Steve’s family wants part of his legacy to be a financial contribution to the Chris O’Brien Lifehouse, an institution that nursed Steve during his fight with cancer. For those who would like to donate in Steve’s memory, please visit http://bit.ly/2GCqkLh and note that Qantas will match those donations.
Kaarlo Karvonen, Chair IATA SEG:
Steve Jackson joined the global aviation security community over a decade ago when assuming the role of Group Head of Security, Facilitation and Resilience for Qantas. Steve brought in valuable experience from his previous roles, particularly in the Australian Federal Police. He believed that security is necessary and that to be effective it needs to be focused on the risks which are pertinent and it needs to be deliverable.

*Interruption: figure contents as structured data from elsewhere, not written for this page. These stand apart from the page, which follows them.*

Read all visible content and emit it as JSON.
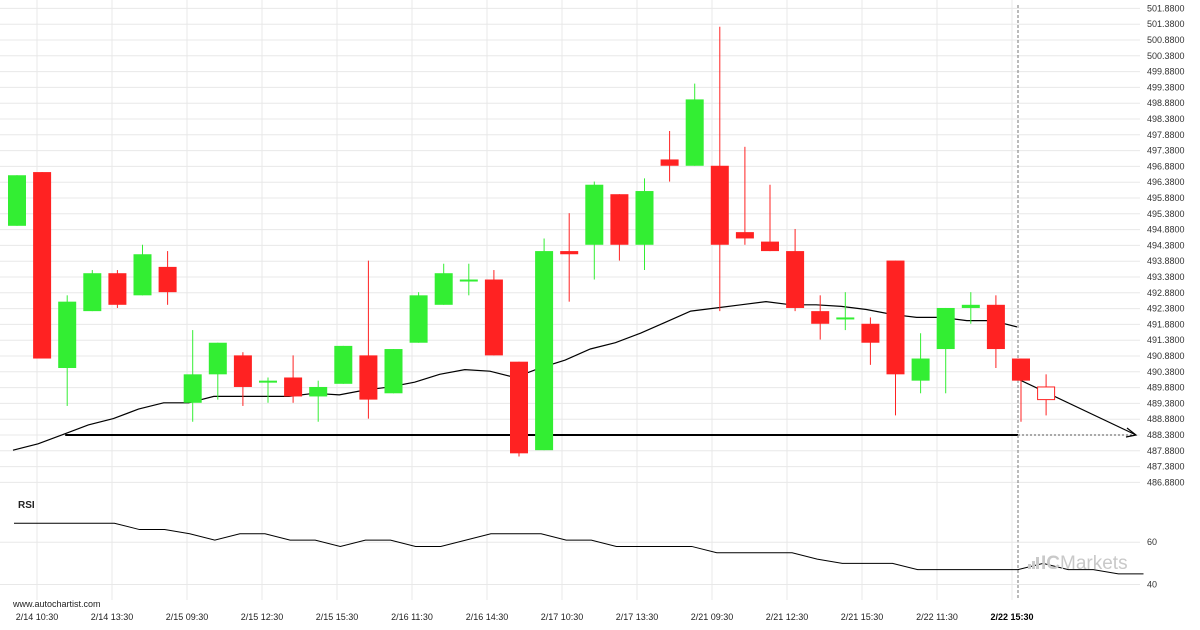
{
  "colors": {
    "bullish": "#33ee33",
    "bearish": "#ff2222",
    "ma_line": "#000000",
    "support_line": "#000000",
    "grid": "#e8e8e8",
    "rsi_line": "#000000"
  },
  "watermark": {
    "site": "www.autochartist.com",
    "brand_prefix": "IC",
    "brand_suffix": "Markets",
    "logo_icon": "bar-chart-logo-icon"
  },
  "chart_data": [
    {
      "type": "candlestick",
      "title": "",
      "y_axis_side": "right",
      "ylim": [
        486.3,
        502.2
      ],
      "y_ticks": [
        "501.8800",
        "501.3800",
        "500.8800",
        "500.3800",
        "499.8800",
        "499.3800",
        "498.8800",
        "498.3800",
        "497.8800",
        "497.3800",
        "496.8800",
        "496.3800",
        "495.8800",
        "495.3800",
        "494.8800",
        "494.3800",
        "493.8800",
        "493.3800",
        "492.8800",
        "492.3800",
        "491.8800",
        "491.3800",
        "490.8800",
        "490.3800",
        "489.8800",
        "489.3800",
        "488.8800",
        "488.3800",
        "487.8800",
        "487.3800",
        "486.8800"
      ],
      "x_labels": [
        "2/14 10:30",
        "2/14 13:30",
        "2/15 09:30",
        "2/15 12:30",
        "2/15 15:30",
        "2/16 11:30",
        "2/16 14:30",
        "2/17 10:30",
        "2/17 13:30",
        "2/21 09:30",
        "2/21 12:30",
        "2/21 15:30",
        "2/22 11:30",
        "2/22 15:30"
      ],
      "x_label_highlight": "2/22 15:30",
      "candles": [
        {
          "o": 495.0,
          "h": 496.6,
          "l": 495.0,
          "c": 496.6
        },
        {
          "o": 496.7,
          "h": 496.7,
          "l": 490.8,
          "c": 490.8
        },
        {
          "o": 490.5,
          "h": 492.8,
          "l": 489.3,
          "c": 492.6
        },
        {
          "o": 492.3,
          "h": 493.6,
          "l": 492.3,
          "c": 493.5
        },
        {
          "o": 493.5,
          "h": 493.6,
          "l": 492.4,
          "c": 492.5
        },
        {
          "o": 492.8,
          "h": 494.4,
          "l": 492.8,
          "c": 494.1
        },
        {
          "o": 493.7,
          "h": 494.2,
          "l": 492.5,
          "c": 492.9
        },
        {
          "o": 489.4,
          "h": 491.7,
          "l": 488.8,
          "c": 490.3
        },
        {
          "o": 490.3,
          "h": 491.3,
          "l": 489.5,
          "c": 491.3
        },
        {
          "o": 490.9,
          "h": 491.0,
          "l": 489.3,
          "c": 489.9
        },
        {
          "o": 490.1,
          "h": 490.2,
          "l": 489.4,
          "c": 490.1
        },
        {
          "o": 490.2,
          "h": 490.9,
          "l": 489.4,
          "c": 489.6
        },
        {
          "o": 489.6,
          "h": 490.1,
          "l": 488.8,
          "c": 489.9
        },
        {
          "o": 490.0,
          "h": 491.2,
          "l": 490.0,
          "c": 491.2
        },
        {
          "o": 490.9,
          "h": 493.9,
          "l": 488.9,
          "c": 489.5
        },
        {
          "o": 489.7,
          "h": 491.1,
          "l": 489.7,
          "c": 491.1
        },
        {
          "o": 491.3,
          "h": 492.9,
          "l": 491.3,
          "c": 492.8
        },
        {
          "o": 492.5,
          "h": 493.8,
          "l": 492.5,
          "c": 493.5
        },
        {
          "o": 493.3,
          "h": 493.8,
          "l": 492.8,
          "c": 493.3
        },
        {
          "o": 493.3,
          "h": 493.6,
          "l": 490.9,
          "c": 490.9
        },
        {
          "o": 490.7,
          "h": 490.7,
          "l": 487.7,
          "c": 487.8
        },
        {
          "o": 487.9,
          "h": 494.6,
          "l": 487.9,
          "c": 494.2
        },
        {
          "o": 494.2,
          "h": 495.4,
          "l": 492.6,
          "c": 494.1
        },
        {
          "o": 494.4,
          "h": 496.4,
          "l": 493.3,
          "c": 496.3
        },
        {
          "o": 496.0,
          "h": 496.0,
          "l": 493.9,
          "c": 494.4
        },
        {
          "o": 494.4,
          "h": 496.5,
          "l": 493.6,
          "c": 496.1
        },
        {
          "o": 497.1,
          "h": 498.0,
          "l": 496.4,
          "c": 496.9
        },
        {
          "o": 496.9,
          "h": 499.5,
          "l": 496.9,
          "c": 499.0
        },
        {
          "o": 496.9,
          "h": 501.3,
          "l": 492.3,
          "c": 494.4
        },
        {
          "o": 494.8,
          "h": 497.5,
          "l": 494.4,
          "c": 494.6
        },
        {
          "o": 494.5,
          "h": 496.3,
          "l": 494.2,
          "c": 494.2
        },
        {
          "o": 494.2,
          "h": 494.9,
          "l": 492.3,
          "c": 492.4
        },
        {
          "o": 492.3,
          "h": 492.8,
          "l": 491.4,
          "c": 491.9
        },
        {
          "o": 492.1,
          "h": 492.9,
          "l": 491.7,
          "c": 492.1
        },
        {
          "o": 491.9,
          "h": 492.1,
          "l": 490.6,
          "c": 491.3
        },
        {
          "o": 493.9,
          "h": 493.9,
          "l": 489.0,
          "c": 490.3
        },
        {
          "o": 490.1,
          "h": 491.6,
          "l": 489.7,
          "c": 490.8
        },
        {
          "o": 491.1,
          "h": 492.4,
          "l": 489.7,
          "c": 492.4
        },
        {
          "o": 492.4,
          "h": 492.9,
          "l": 491.9,
          "c": 492.5
        },
        {
          "o": 492.5,
          "h": 492.8,
          "l": 490.5,
          "c": 491.1
        },
        {
          "o": 490.8,
          "h": 490.8,
          "l": 488.8,
          "c": 490.1
        },
        {
          "o": 489.9,
          "h": 490.3,
          "l": 489.0,
          "c": 489.5
        }
      ],
      "moving_average": [
        487.9,
        488.1,
        488.4,
        488.7,
        488.9,
        489.2,
        489.4,
        489.4,
        489.6,
        489.6,
        489.6,
        489.6,
        489.7,
        489.65,
        489.8,
        489.9,
        490.05,
        490.3,
        490.45,
        490.4,
        490.2,
        490.5,
        490.75,
        491.1,
        491.3,
        491.6,
        491.95,
        492.3,
        492.4,
        492.5,
        492.6,
        492.5,
        492.5,
        492.45,
        492.35,
        492.2,
        492.1,
        492.1,
        492.0,
        492.0,
        491.8
      ],
      "ma_projection_to": 488.38,
      "support_level": 488.38,
      "support_start_index": 2,
      "support_end_index": 40,
      "forecast_index": 40,
      "forecast_extend_to": 45
    },
    {
      "type": "line",
      "title": "RSI",
      "y_ticks": [
        "60",
        "40"
      ],
      "ylim": [
        35,
        80
      ],
      "values": [
        69,
        69,
        69,
        69,
        69,
        66,
        66,
        64,
        61,
        64,
        64,
        61,
        61,
        58,
        61,
        61,
        58,
        58,
        61,
        64,
        64,
        64,
        61,
        61,
        58,
        58,
        58,
        58,
        55,
        55,
        55,
        55,
        52,
        50,
        50,
        50,
        47,
        47,
        47,
        47,
        47,
        50,
        47,
        47,
        45,
        45
      ]
    }
  ]
}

He took a very active role in formulating the global aviation security agenda. Taking a leadership role with a visionary focus was very typical for Steve. He held everyone accountable for bringing their best ideas and efforts to the table, including himself. He was a true leader, with a big heart, and he was not afraid to fully commit himself to things he believed in.
Steve was a member of the IATA Security Group (SEG) and served as the Chair between 2015-2017. During his chairmanship he strived for a holistic approach with all the key stakeholders, especially the aviation security regulators, to address the existing and future security challenges. Steve was instrumental in several international working groups and task forces. His achievements in getting us all to understand and respect each other’s concerns and obligations has paved the way for us to reach the next level in global aviation security. Steve’s warmth and companionship will be hugely missed. SEG is committed to ensure that his approach and drive live on.
A memorial service celebrating Steve’s life, and supported by both Qantas and the Australian Federal Police, was held at the International Convention Centre in Darling Harbour, Sydney, on Thursday 8th February 2018.